Face à l'Asie, l'Occident n'a pas dit son dernier mot.

Dans le Monde du 3 Juillet 2012, l'économiste japonais Masahiko Aoki (né en 1938), professeur à Stanford (Californie), révise les théories classiques du développement en démontrant les interactions entre technologie, démographie et institutions sociopolitiques.

Masahiko Aoki a élaboré une approche originale de la croissance et du développement. qui relativise l'irrésistible ascension de la Chine.

"L'approche classique des économistes anglo-saxons pour décrire les étapes de la croissance repose sur les ruptures technologiques et l'accroissement de la productivité du capital humain qui en découle, en fonction des données démographiques. Mais cela ne permet pas d'expliquer les différentiels de croissance entre certains pays occidentaux et asiatiques, et surtout les différences de rythme auquel ces pays ont franchi les étapes de leur développement."

Pour comprendre cela, M. Aoki privilégie l'approche "institutionnelle" - l'étude des interactions entre les individus, les technologies, les institutions sociales, politiques et normatives. Ce qui le rapproche de l'école "institutionnaliste" européenne, incarnée en France par Robert Boyer.

C'est l'évolution du PIB par habitant, de faible (étape 1) à moyen (étape 2), puis à élevé (étape 3) qui est la meilleure mesure du progrès économique.

 

Etape 1 : Economie agricole, à faible niveau de productivité et faible niveau de vie.

De la prise du pouvoir par les communistes en 1949 à l'arrivée au pouvoir de Deng Xia Ping en 1979, la Chine maoïste a entravé la croissance, en maintenant de force les masses paysannes dans leurs villages et en envoyant à la campagne les jeunes citadins éduqués.

 

Etape 2 : L'industrialisation augmente la productivité, ce qui entraîne un exode rural et une hausse du revenu moyen des populations urbaines.
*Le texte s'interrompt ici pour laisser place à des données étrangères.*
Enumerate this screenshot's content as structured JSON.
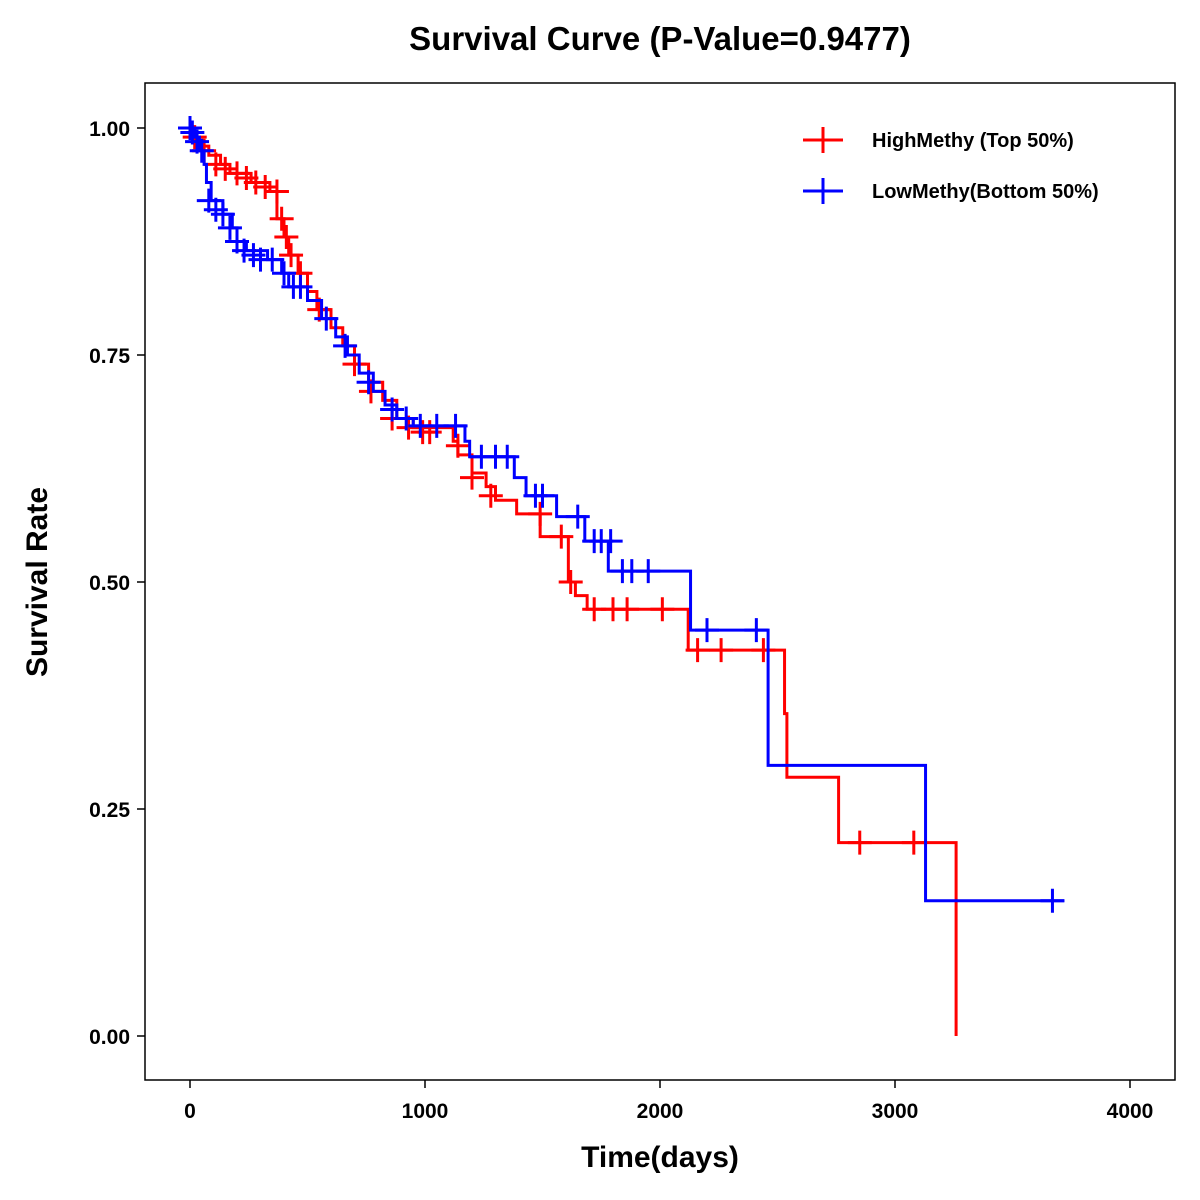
{
  "chart_data": {
    "type": "line",
    "subtype": "kaplan-meier",
    "title": "Survival Curve (P-Value=0.9477)",
    "xlabel": "Time(days)",
    "ylabel": "Survival Rate",
    "xlim": [
      -200,
      4200
    ],
    "ylim": [
      -0.05,
      1.05
    ],
    "xticks": [
      "0",
      "1000",
      "2000",
      "3000",
      "4000"
    ],
    "xtick_values": [
      0,
      1000,
      2000,
      3000,
      4000
    ],
    "yticks": [
      "0.00",
      "0.25",
      "0.50",
      "0.75",
      "1.00"
    ],
    "ytick_values": [
      0,
      0.25,
      0.5,
      0.75,
      1.0
    ],
    "legend_position": "top-right",
    "grid": false,
    "series": [
      {
        "name": "HighMethy (Top 50%)",
        "color": "#ff0000",
        "steps": [
          [
            0,
            1.0
          ],
          [
            20,
            0.99
          ],
          [
            40,
            0.98
          ],
          [
            80,
            0.97
          ],
          [
            130,
            0.96
          ],
          [
            170,
            0.95
          ],
          [
            260,
            0.94
          ],
          [
            340,
            0.93
          ],
          [
            370,
            0.9
          ],
          [
            400,
            0.88
          ],
          [
            420,
            0.86
          ],
          [
            460,
            0.84
          ],
          [
            500,
            0.82
          ],
          [
            540,
            0.8
          ],
          [
            600,
            0.78
          ],
          [
            650,
            0.76
          ],
          [
            700,
            0.74
          ],
          [
            760,
            0.72
          ],
          [
            820,
            0.7
          ],
          [
            880,
            0.68
          ],
          [
            950,
            0.67
          ],
          [
            1120,
            0.655
          ],
          [
            1140,
            0.64
          ],
          [
            1200,
            0.62
          ],
          [
            1260,
            0.605
          ],
          [
            1300,
            0.59
          ],
          [
            1390,
            0.575
          ],
          [
            1490,
            0.55
          ],
          [
            1610,
            0.5
          ],
          [
            1640,
            0.485
          ],
          [
            1690,
            0.47
          ],
          [
            2120,
            0.425
          ],
          [
            2530,
            0.355
          ],
          [
            2540,
            0.285
          ],
          [
            2760,
            0.213
          ],
          [
            3260,
            0.0
          ]
        ],
        "end_time": 3260,
        "censored": [
          [
            20,
            0.99
          ],
          [
            60,
            0.975
          ],
          [
            110,
            0.96
          ],
          [
            150,
            0.955
          ],
          [
            200,
            0.95
          ],
          [
            240,
            0.945
          ],
          [
            280,
            0.94
          ],
          [
            320,
            0.935
          ],
          [
            370,
            0.93
          ],
          [
            390,
            0.9
          ],
          [
            410,
            0.88
          ],
          [
            430,
            0.86
          ],
          [
            470,
            0.84
          ],
          [
            550,
            0.8
          ],
          [
            700,
            0.74
          ],
          [
            770,
            0.71
          ],
          [
            860,
            0.68
          ],
          [
            930,
            0.67
          ],
          [
            990,
            0.665
          ],
          [
            1020,
            0.665
          ],
          [
            1140,
            0.65
          ],
          [
            1200,
            0.615
          ],
          [
            1280,
            0.595
          ],
          [
            1490,
            0.575
          ],
          [
            1580,
            0.55
          ],
          [
            1620,
            0.5
          ],
          [
            1720,
            0.47
          ],
          [
            1800,
            0.47
          ],
          [
            1860,
            0.47
          ],
          [
            2010,
            0.47
          ],
          [
            2160,
            0.425
          ],
          [
            2260,
            0.425
          ],
          [
            2440,
            0.425
          ],
          [
            2850,
            0.213
          ],
          [
            3080,
            0.213
          ]
        ]
      },
      {
        "name": "LowMethy(Bottom 50%)",
        "color": "#0000ff",
        "steps": [
          [
            0,
            1.0
          ],
          [
            20,
            0.99
          ],
          [
            40,
            0.975
          ],
          [
            60,
            0.96
          ],
          [
            70,
            0.94
          ],
          [
            90,
            0.92
          ],
          [
            140,
            0.905
          ],
          [
            180,
            0.89
          ],
          [
            200,
            0.875
          ],
          [
            240,
            0.865
          ],
          [
            330,
            0.855
          ],
          [
            390,
            0.84
          ],
          [
            420,
            0.825
          ],
          [
            500,
            0.81
          ],
          [
            560,
            0.79
          ],
          [
            620,
            0.77
          ],
          [
            670,
            0.75
          ],
          [
            720,
            0.73
          ],
          [
            780,
            0.71
          ],
          [
            830,
            0.695
          ],
          [
            880,
            0.68
          ],
          [
            950,
            0.672
          ],
          [
            1170,
            0.655
          ],
          [
            1190,
            0.638
          ],
          [
            1380,
            0.615
          ],
          [
            1430,
            0.595
          ],
          [
            1560,
            0.572
          ],
          [
            1680,
            0.545
          ],
          [
            1780,
            0.512
          ],
          [
            2130,
            0.447
          ],
          [
            2460,
            0.298
          ],
          [
            3130,
            0.149
          ]
        ],
        "end_time": 3720,
        "censored": [
          [
            0,
            1.0
          ],
          [
            10,
            0.995
          ],
          [
            30,
            0.985
          ],
          [
            50,
            0.975
          ],
          [
            80,
            0.92
          ],
          [
            110,
            0.91
          ],
          [
            140,
            0.905
          ],
          [
            170,
            0.89
          ],
          [
            200,
            0.875
          ],
          [
            230,
            0.865
          ],
          [
            270,
            0.86
          ],
          [
            300,
            0.855
          ],
          [
            350,
            0.855
          ],
          [
            400,
            0.84
          ],
          [
            440,
            0.825
          ],
          [
            470,
            0.825
          ],
          [
            580,
            0.79
          ],
          [
            660,
            0.76
          ],
          [
            760,
            0.72
          ],
          [
            860,
            0.69
          ],
          [
            920,
            0.68
          ],
          [
            980,
            0.672
          ],
          [
            1050,
            0.672
          ],
          [
            1130,
            0.672
          ],
          [
            1240,
            0.638
          ],
          [
            1300,
            0.638
          ],
          [
            1350,
            0.638
          ],
          [
            1470,
            0.595
          ],
          [
            1500,
            0.595
          ],
          [
            1650,
            0.572
          ],
          [
            1720,
            0.545
          ],
          [
            1750,
            0.545
          ],
          [
            1790,
            0.545
          ],
          [
            1840,
            0.512
          ],
          [
            1880,
            0.512
          ],
          [
            1950,
            0.512
          ],
          [
            2200,
            0.447
          ],
          [
            2410,
            0.447
          ],
          [
            3670,
            0.149
          ]
        ]
      }
    ]
  }
}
Le passage d'une économie agricole à une économie industrielle nécessite un Etat fortement organisé. Aux USA et dans les monarchies parlementaires d'Europe, le système politique avait la maturité nécessaire pour organiser le développement industriel dans un cadre démocratique.

Partout ailleurs, les Etats modernes se sont construits à partir de leur organisation militaire et impériale (Empire Français de Napoléon III, Prusse impériale, Japon impérial, prise du pouvoir par les militaires dans de nombreux pays d'Amérique du Sud, d'Asie et d'Afrique) ou sous dictature politique (URSS, Italie Mussolinienne, Allemagne Hitlerienne, Espagne de Franco, Chine communiste).

Un Etat suffisamment fort, gardant sous contrôle la corruption de ses administrations, peut avoir une intervention efficace dans la mobilisation de ressources, l'organisation de l'appareil de production et le financement de la Recherche et Développement. Ce fut le cas du Japon dans les années 50, de la Corée du Sud dans les années 70, de la Chine de Deng Xiao Ping à partir des années 80, du Brésil et de l'Inde dans les années 2000.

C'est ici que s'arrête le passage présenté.